Eight years of “conservative” government has brought us a doubled national debt, ruinous expansion of entitlement programs, bridges to nowhere, poster boy Jack Abramoff and an ill-premised, ill-waged war conducted by politicians of breathtaking arrogance.
THANK you!
I just had a hectic hour or so that I think (hope) cleared up my fuckup from earlier with the federal government. Fingers crossed!!
I think I just fell a little in love with Christopher Buckley.
Wow.
From Wonkette:
Oh god someone named a newborn “Sarah McCain Palin.” This baby will never stop crying — nor should it.
The source article: Baby named Sarah McCain Palin
A new father has secretly named his baby girl Sarah McCain Palin after the Republican ticket for president and vice president.
Mark Ciptak of Elizabethton put that name on the documents for the girl's birth certificate, ignoring the name Ava Grace, which he and his wife had picked earlier.
"I don't think she believes me yet," he told the Kingsport Times-News for a story to be published Tuesday. "It's going to take some more convincing."
Ciptak, a blood bank employee for the American Red Cross, said he named his third child after John McCain and Sarah Palin to "to get the word out" about the campaign.
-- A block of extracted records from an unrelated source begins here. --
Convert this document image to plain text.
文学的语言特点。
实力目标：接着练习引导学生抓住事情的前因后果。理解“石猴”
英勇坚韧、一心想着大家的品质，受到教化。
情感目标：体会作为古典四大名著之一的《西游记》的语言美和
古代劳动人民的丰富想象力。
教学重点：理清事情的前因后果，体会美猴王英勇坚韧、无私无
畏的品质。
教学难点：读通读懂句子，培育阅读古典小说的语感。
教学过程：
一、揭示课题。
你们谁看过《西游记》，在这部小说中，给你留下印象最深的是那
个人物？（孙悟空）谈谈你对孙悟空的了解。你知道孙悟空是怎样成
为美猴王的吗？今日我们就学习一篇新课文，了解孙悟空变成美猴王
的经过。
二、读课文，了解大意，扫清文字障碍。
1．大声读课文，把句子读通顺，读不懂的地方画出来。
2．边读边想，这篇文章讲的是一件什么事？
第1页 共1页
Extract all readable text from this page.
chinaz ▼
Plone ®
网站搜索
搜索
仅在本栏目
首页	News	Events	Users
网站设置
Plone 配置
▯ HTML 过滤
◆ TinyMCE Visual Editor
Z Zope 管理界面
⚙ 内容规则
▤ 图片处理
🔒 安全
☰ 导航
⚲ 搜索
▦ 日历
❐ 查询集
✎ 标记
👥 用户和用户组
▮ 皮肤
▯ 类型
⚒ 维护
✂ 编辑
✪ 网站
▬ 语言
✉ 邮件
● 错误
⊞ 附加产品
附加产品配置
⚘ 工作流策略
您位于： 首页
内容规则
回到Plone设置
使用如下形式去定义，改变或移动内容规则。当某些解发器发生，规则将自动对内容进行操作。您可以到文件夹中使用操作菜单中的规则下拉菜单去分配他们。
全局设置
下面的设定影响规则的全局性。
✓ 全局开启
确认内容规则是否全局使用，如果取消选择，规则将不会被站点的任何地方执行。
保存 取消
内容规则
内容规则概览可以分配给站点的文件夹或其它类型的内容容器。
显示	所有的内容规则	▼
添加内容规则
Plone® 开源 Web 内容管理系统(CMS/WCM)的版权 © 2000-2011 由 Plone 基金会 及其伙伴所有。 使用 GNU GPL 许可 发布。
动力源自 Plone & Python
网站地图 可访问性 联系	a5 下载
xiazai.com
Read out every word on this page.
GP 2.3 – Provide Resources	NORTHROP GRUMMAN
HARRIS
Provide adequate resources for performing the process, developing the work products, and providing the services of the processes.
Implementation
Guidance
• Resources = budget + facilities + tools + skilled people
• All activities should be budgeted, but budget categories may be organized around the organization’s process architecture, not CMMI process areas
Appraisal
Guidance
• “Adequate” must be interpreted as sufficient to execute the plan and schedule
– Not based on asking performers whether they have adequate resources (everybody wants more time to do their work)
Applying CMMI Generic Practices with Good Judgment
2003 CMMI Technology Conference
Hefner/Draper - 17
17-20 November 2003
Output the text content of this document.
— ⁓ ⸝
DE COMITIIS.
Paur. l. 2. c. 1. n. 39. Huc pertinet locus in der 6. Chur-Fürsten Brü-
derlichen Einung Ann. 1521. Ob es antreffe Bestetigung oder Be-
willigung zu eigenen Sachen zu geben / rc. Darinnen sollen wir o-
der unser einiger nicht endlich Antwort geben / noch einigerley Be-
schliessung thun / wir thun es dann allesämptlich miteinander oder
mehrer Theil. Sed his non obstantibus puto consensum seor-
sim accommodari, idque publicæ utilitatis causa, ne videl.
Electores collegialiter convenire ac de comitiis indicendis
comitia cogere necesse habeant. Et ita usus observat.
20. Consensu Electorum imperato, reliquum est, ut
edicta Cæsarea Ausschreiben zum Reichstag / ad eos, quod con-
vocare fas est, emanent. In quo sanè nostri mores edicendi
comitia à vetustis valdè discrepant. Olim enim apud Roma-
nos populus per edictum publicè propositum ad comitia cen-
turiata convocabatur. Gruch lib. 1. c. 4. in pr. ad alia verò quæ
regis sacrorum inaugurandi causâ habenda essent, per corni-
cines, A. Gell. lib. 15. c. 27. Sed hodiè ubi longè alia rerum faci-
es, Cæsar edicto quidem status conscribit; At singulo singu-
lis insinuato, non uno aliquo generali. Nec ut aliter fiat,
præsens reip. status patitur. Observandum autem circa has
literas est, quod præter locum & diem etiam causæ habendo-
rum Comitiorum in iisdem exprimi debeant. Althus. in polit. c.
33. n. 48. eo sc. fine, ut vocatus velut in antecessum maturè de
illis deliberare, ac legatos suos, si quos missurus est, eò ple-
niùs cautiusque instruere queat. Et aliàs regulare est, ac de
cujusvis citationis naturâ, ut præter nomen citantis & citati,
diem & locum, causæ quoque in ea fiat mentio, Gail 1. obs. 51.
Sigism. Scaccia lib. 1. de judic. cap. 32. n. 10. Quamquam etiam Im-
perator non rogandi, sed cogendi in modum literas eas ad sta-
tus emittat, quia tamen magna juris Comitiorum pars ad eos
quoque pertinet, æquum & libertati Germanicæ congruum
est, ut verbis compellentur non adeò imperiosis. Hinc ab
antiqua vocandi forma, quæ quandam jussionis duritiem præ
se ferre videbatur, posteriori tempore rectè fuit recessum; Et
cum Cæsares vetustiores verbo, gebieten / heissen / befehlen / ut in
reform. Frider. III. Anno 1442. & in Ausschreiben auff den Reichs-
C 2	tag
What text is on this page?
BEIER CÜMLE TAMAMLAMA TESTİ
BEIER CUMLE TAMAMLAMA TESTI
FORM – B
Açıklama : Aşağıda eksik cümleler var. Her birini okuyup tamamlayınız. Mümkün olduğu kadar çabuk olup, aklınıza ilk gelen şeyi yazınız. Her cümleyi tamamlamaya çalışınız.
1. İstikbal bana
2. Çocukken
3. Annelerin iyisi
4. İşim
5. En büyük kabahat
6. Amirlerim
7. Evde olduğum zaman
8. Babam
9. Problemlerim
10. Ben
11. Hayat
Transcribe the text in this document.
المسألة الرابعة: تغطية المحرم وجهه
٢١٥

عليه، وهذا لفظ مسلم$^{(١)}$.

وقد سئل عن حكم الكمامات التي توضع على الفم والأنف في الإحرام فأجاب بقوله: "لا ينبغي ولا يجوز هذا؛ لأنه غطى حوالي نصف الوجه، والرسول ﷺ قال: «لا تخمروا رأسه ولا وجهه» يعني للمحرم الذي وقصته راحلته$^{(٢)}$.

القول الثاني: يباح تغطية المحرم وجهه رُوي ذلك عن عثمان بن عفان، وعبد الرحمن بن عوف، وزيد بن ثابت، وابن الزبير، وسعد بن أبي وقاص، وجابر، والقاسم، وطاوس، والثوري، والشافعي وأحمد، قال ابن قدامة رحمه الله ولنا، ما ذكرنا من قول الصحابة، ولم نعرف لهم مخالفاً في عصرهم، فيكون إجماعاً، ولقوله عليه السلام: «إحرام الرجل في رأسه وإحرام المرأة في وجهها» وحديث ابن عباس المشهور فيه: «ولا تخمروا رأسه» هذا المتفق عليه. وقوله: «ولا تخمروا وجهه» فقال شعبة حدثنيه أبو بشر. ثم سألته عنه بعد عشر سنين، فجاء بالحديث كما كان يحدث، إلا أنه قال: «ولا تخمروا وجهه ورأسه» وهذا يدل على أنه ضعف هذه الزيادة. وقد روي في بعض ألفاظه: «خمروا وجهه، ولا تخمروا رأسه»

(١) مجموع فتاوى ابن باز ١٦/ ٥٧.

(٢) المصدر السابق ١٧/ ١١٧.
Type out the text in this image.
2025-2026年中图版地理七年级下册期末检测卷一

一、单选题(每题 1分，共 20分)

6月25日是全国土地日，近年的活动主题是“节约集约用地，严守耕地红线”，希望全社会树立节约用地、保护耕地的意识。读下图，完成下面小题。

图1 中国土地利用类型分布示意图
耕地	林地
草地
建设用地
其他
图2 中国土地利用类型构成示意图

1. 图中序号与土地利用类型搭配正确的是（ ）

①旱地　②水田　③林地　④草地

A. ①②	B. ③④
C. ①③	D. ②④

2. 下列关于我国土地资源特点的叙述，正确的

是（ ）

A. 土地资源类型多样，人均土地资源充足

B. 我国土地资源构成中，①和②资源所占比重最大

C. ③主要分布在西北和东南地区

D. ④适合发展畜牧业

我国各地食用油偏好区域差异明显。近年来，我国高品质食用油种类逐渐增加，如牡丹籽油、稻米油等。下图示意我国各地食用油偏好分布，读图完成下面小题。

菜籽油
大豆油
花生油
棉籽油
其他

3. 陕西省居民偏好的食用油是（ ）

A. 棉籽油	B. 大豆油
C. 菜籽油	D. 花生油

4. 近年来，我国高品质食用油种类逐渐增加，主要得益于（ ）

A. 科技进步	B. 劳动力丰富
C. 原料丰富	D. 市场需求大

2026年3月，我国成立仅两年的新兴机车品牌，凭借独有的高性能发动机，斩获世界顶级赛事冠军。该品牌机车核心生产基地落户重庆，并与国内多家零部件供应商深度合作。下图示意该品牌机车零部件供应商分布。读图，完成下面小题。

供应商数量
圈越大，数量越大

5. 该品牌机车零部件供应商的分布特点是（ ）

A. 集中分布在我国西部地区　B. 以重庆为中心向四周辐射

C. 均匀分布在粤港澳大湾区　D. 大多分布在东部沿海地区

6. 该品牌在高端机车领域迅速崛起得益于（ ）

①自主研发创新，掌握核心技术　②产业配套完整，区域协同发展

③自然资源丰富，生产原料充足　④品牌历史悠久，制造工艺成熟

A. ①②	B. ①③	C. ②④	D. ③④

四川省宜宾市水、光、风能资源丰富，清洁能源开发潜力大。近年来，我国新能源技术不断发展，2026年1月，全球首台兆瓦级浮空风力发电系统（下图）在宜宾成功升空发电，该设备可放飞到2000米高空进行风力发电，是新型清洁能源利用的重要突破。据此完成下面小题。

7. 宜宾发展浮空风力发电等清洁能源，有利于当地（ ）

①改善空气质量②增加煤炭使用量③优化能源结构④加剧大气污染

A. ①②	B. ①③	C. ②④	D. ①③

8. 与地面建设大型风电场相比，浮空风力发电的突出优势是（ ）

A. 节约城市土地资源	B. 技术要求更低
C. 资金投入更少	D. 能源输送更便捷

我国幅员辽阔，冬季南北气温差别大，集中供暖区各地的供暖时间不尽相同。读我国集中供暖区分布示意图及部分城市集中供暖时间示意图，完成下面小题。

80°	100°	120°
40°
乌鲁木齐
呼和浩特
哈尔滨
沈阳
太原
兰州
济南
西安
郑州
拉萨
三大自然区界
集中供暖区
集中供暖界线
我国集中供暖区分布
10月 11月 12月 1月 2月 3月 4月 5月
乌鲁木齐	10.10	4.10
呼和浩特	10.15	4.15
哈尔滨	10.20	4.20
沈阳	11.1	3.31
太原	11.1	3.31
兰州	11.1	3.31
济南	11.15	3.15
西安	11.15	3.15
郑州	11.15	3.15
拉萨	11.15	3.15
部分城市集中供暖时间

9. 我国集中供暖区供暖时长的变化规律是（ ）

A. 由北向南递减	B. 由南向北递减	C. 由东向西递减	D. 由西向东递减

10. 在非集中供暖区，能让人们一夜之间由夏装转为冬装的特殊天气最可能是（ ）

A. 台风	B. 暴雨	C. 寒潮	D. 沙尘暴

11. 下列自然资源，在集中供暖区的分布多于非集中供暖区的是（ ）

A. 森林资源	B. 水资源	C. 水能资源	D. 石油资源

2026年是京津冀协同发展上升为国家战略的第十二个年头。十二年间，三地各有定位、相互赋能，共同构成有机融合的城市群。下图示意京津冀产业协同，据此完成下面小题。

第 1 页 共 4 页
"I took one for the cause," he said. "I can't give a lot of financial support for the (McCain/Palin) campaign. I do have a sign up in my yard, but I can do very little."
That's grounds for divorce.
The naming is grounds for divorce. The part where he did it behind the wife's back without telling her is grounds for more, let's say, personal punishment.
I'm sure that child is going to wish for something more dignified and reasonable, such as Talula Does The Hula From Hawaii.